El analista señaló que se encuentra de acuerdo en que se exonere del IGV a las partes y piezas, y también a la computadora ensamblada. Sin embargo, debería estar limitado -como sucede en Colombia- a un precio determinado en alrededor de 600 dólares o menos.
Por otro lado, el analista sostuvo que considera que es muy peligroso que solo se tome en cuenta a los equipos ensamblados localmente, y no se incluya a las máquinas importadas. Esto beneficiaría a la industria de ensamblaje local en desmedro de la competitividad de las marcas que provienen del extranjero.
Además, estoy seguro que esto debe estar impactando directamente a los TLC y probablemente a acuerdos de la OMC, agregó.
Grados también sostuvo que los ensambladores pequeños, que en un primer instante podrían verse beneficiados, terminen siendo absorbidos por los ensambladores más grandes que tienen más espaldas financieras con lo cual éstos últimos lograrían la hegemonía del mercado.
Lo recomendable, dijo, para que la ley sea mejorada es que se incorpore a las máquinas importadas de marca, y que se regule un precio máximo de unos 600 dólares.

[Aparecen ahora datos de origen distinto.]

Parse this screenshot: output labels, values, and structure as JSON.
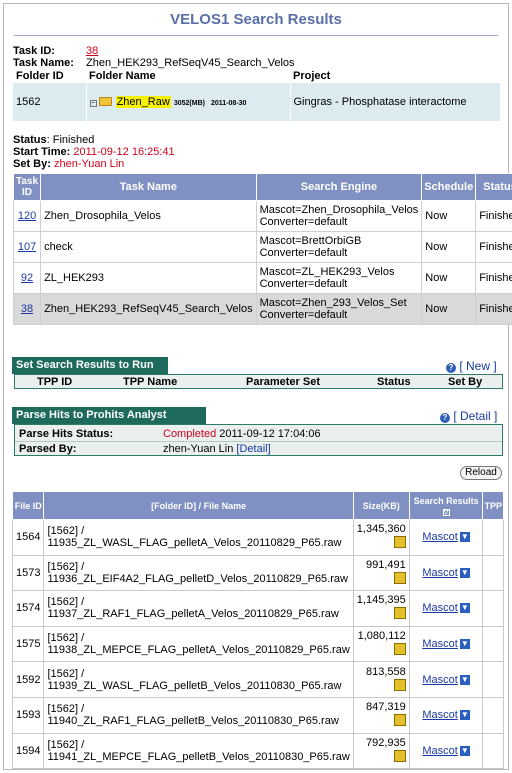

Lo que desean los afectados
¿Qué piden los ejecutivos de las empresas afectadas? Igualdad de condiciones, dijeron. Esta igualdad de condiciones se traduciría en dos posibles escenarios: que la ley no se apruebe o que ellos se encuentren dentro de los alcances de las exoneraciones, como señaló Grados.

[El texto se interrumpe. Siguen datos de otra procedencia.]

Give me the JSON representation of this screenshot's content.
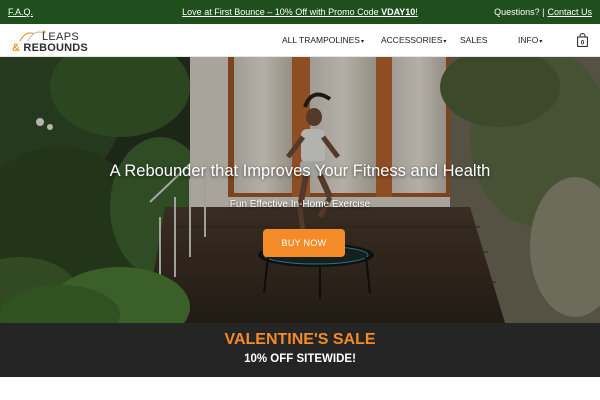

En el segundo caso, esto implicaría que las PC que se importan ya ensambladas también sean beneficiarias de la exoneración del impuesto.
Por su puesto, hay también alternativas dentro de estas opciones. Para aquellos que consideran que no se debe exonerar de impuestos a un bien como una computadora, existe la opción de proponer que solo se exoneren a las computadoras que se encuentren debajo de cierto precio.

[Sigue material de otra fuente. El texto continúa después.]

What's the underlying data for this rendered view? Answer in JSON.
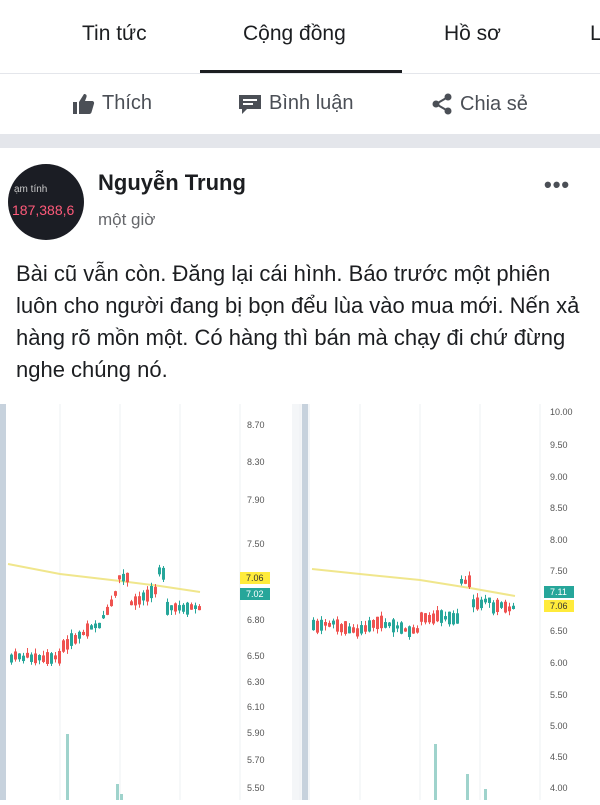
{
  "tabs": [
    {
      "label": "Tin tức"
    },
    {
      "label": "Cộng đồng"
    },
    {
      "label": "Hồ sơ"
    },
    {
      "label": "L"
    }
  ],
  "actions": {
    "like": "Thích",
    "comment": "Bình luận",
    "share": "Chia sẻ"
  },
  "post": {
    "avatar_line1": "ạm tính",
    "avatar_line2": "187,388,6",
    "author": "Nguyễn Trung",
    "time": "một giờ",
    "text": "Bài cũ vẫn còn. Đăng lại cái hình. Báo trước một phiên luôn cho người đang bị bọn đểu lùa vào mua mới. Nến xả hàng rõ mồn một. Có hàng thì bán mà chạy đi chứ đừng nghe chúng nó."
  },
  "charts": {
    "left_axis": [
      "8.70",
      "8.30",
      "7.90",
      "7.50",
      "7.06",
      "7.02",
      "6.80",
      "6.50",
      "6.30",
      "6.10",
      "5.90",
      "5.70",
      "5.50"
    ],
    "left_tag_yellow": "7.06",
    "left_tag_green": "7.02",
    "right_axis": [
      "10.00",
      "9.50",
      "9.00",
      "8.50",
      "8.00",
      "7.50",
      "7.11",
      "7.06",
      "6.50",
      "6.00",
      "5.50",
      "5.00",
      "4.50",
      "4.00"
    ],
    "right_tag_green": "7.11",
    "right_tag_yellow": "7.06",
    "colors": {
      "up": "#26a69a",
      "down": "#ef5350",
      "ma": "#f0e68c",
      "tag_yellow": "#ffeb3b",
      "tag_green": "#26a69a"
    }
  }
}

Como sostuvo Grados, la experiencia internacional muestra que esto se puede hacer, por ejemplo, con máquinas por debajo de los 600 dólares, y así la ley sería coherente con la necesidad de reducir la brecha digital -aunque, por su puesto, reducir el precio de las máquinas no basta para reducir la brecha.
Si éste es el objetivo de la ley, es necesario que se llegue a las personas que no tienen el dinero suficiente para comprar una maquina sofisticada sino más bien una de entrada. Y por ello podría ser necesario poner el límite recomendado por Grados.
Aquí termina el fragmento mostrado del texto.